Unlike others, Buddha was no armchair specialist. He walked the talk, and followed severe penances and followed the Yogic instructions to the letter in an attempt to achieve and understand the ‘Self’ as had been promised by the Sages.

Buddha’s experience was that the Yoga and penances laid down, gave practitioners only a brief respite from suffering.
That , according to him would be a contradiction in terms, 
since Nirvana was eternal.

He thus walked his own path and attained Nirvana. In his teachings, Buddha taught his philosophy of the ‘Four Noble truths’ and the ‘Eight fold path’, while completely rejecting the concept of an eternal, unchanging ‘Self’.

Buddha saw life as an unbroken succession of mental and physical processes which keep people in a continual state of change. (akin to what Hume said later)

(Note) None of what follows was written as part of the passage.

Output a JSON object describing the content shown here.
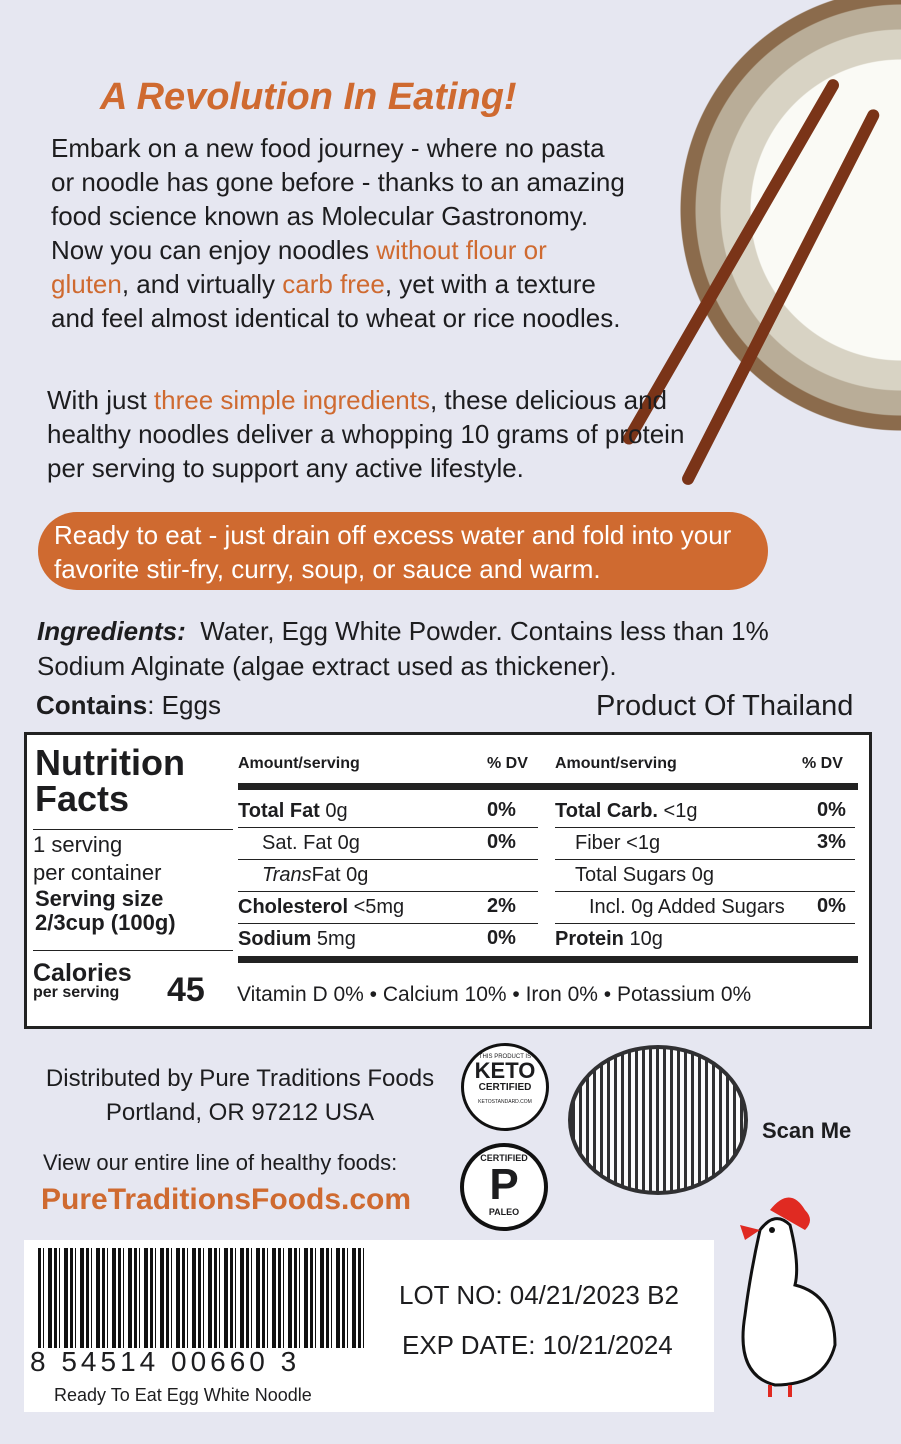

A Buddhist walks up to a hotdog stand and says, make me one with everything. The Buddhist pays the vendor and asks for change. The vendor says, change comes from within.

“The infant is not the same as the adult; I am not the same today as I was yesterday. There is nothing of which I can say “this is mine,” said Buddha.

There is thus no “I” or unalterable ego.

Buddha also rejected the idea of an eternal soul.

“All that we are is the result of what we have thought. The mind is everything. What we think we become.”